The Morpheus is linked at ground level with the surrounding three-storey podium of the City of Dreams resort, the hotel houses 770 guest rooms, suites and sky villas, and includes civic spaces, meeting and event facilities, gaming rooms, lobby atrium, restaurants, spa and rooftop pool, as well as extensive back-of-house areas and ancillary facilities.
Single cohesive envelope
"The design resolves the hotel’s many complex programmes within a single cohesive envelope. Zaha Hadid Architects was commissioned to build the hotel in 2012. At that time, foundations were already in place of a condominium tower that did not progress," said ZHA in a press release.
"ZHA designed the Morpheus as a simple extrusion of the existing abandoned foundations; using this rectangular footprint to define a 40-storey building of two internal vertical circulation cores connected at podium and roof levels where the many guest amenities were required."
"This extrusion generated a monolithic block, making best use of its development envelope that is restricted to a 160m height by local planning codes. This block was then ‘carved’ with voids."
The underlying diagram of the hotel’s design is a pair of towers connected at ground and roof levels. The central atrium between these towers runs the height of the hotel and is traversed by external voids that connect the north and south facades. These voids create the urban window that links the hotel’s interior communal spaces with the city.

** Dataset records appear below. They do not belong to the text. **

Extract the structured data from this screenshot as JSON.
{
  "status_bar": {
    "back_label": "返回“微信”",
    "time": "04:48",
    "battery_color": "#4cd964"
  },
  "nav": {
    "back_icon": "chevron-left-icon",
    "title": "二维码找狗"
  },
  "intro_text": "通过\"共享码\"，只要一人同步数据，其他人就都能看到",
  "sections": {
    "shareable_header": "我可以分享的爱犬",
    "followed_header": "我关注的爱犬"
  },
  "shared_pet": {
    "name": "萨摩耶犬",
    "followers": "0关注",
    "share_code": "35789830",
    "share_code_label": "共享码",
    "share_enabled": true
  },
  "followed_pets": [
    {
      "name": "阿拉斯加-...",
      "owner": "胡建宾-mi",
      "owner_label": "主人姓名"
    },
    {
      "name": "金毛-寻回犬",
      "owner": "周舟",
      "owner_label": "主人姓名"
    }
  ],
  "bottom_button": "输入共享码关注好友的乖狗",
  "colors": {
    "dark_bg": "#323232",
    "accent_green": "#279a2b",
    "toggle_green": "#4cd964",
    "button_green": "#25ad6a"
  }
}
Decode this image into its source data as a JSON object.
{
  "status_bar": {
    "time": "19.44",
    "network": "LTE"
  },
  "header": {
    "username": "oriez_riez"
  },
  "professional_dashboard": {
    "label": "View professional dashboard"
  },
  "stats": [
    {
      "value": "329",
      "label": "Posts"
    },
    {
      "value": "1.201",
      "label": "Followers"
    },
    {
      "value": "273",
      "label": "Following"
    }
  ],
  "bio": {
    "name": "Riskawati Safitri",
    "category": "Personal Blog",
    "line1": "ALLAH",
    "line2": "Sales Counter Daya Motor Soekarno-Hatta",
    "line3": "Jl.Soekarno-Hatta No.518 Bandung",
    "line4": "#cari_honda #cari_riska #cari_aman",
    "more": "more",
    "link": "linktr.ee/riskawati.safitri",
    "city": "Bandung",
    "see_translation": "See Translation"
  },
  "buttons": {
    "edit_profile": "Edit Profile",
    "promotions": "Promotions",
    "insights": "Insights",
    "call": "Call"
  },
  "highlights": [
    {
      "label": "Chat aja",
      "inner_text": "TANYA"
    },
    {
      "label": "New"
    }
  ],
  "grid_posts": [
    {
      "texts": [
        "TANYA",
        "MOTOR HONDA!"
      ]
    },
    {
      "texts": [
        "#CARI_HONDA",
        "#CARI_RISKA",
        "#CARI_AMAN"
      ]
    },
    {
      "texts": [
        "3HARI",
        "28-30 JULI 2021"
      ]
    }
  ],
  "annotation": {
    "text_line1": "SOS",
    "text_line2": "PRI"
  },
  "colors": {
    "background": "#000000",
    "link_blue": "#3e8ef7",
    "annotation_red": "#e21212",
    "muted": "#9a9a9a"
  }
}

Three horizontal vortices generate the voids through the building and define the hotel’s dramatic internal public spaces, creating unique corner suites with spectacular views of both the atrium and the city. This arrangement maximises the number of hotel rooms with external views and guarantees an equal room distribution on either side of the building.
Series of bridges
Between the free-form voids that traverse the atrium, a series of bridges create unique spaces for the hotel’s restaurants, bars and guest lounges by renowned chefs including Alain Ducasse and Pierre Hermé.
The atrium's twelve glass elevators provide guests with remarkable views of the hotel’s interior and exterior as they travel between the voids of the building.

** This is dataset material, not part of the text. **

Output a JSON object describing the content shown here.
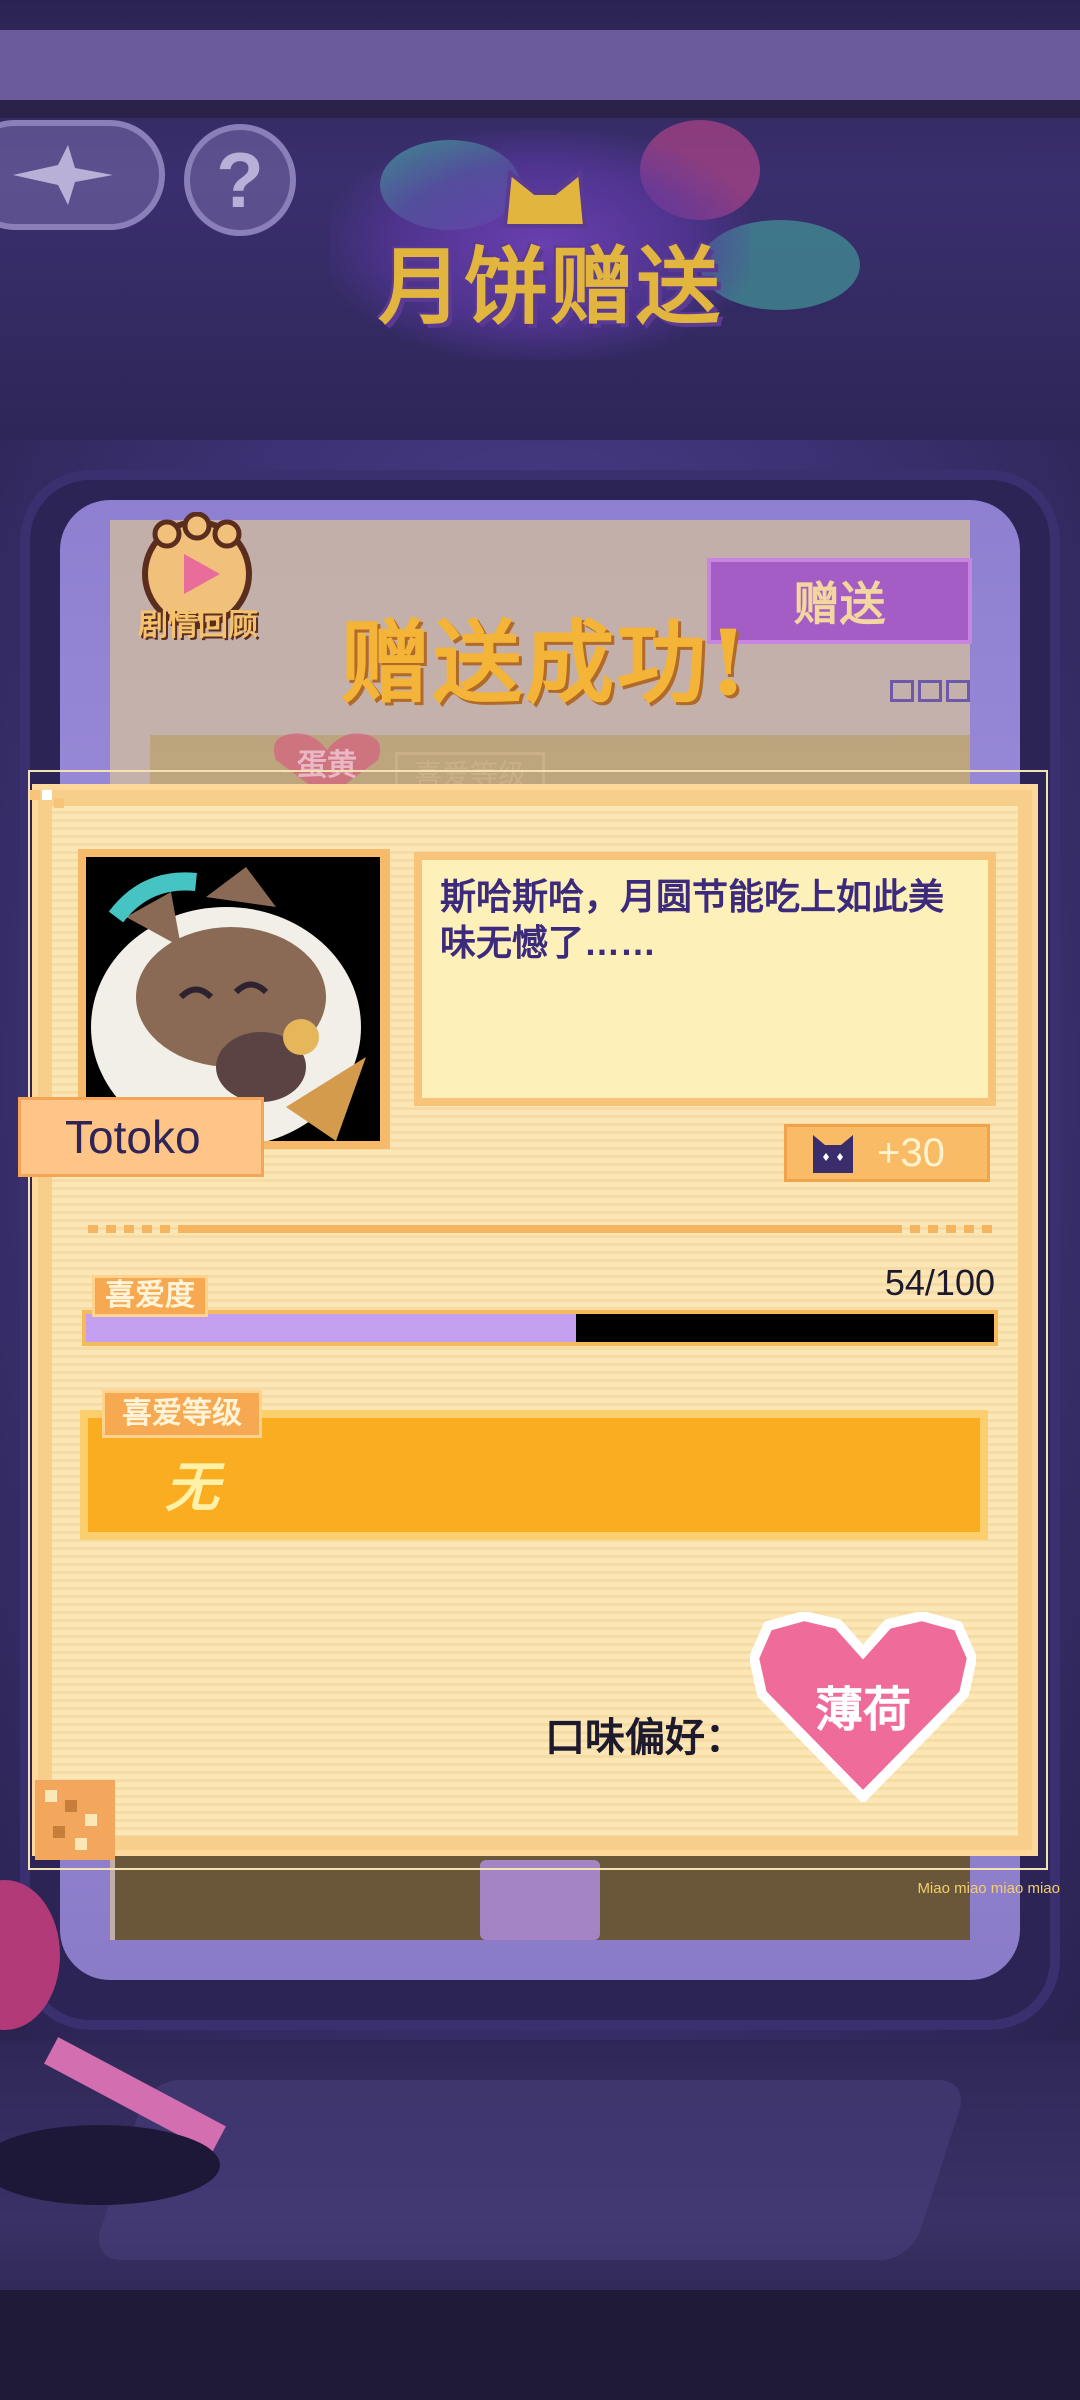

As one of the world's leading hotels, the Morpheus' interior spaces necessitated a high degree of adaptability to accommodate the many varying requirements of its guest amenities. The building’s exoskeleton optimises the interiors by creating spaces that are uninterrupted by supporting walls or columns.
Morpheus draws on a ZHA’s 40 years of research into the integration of interior and exterior, civic and private, solid and void, Cartesian and Einsteinian. Space is woven within the structure to tie disparate programmes together and constantly make connections.
'New architecture expressly of this city'
"Morpheus combines its optimal arrangement with structural integrity and sculptural form. The design is intriguing as it makes no reference to traditional architectural typologies," said Viviana Muscettola, ZHA's project director.
"Macau’s buildings have previously referenced architecture styles from around the world. Morpheus has evolved from its unique environment and site conditions as a new architecture expressly of this city."
"The expertise of all members of the Morpheus team has created new possibilities for architecture," continued Muscettola. "The comprehensive parametric model combined all of the hotel's aesthetic, structural and fabrication requirements and will radically change how our built environment is planned and constructed.”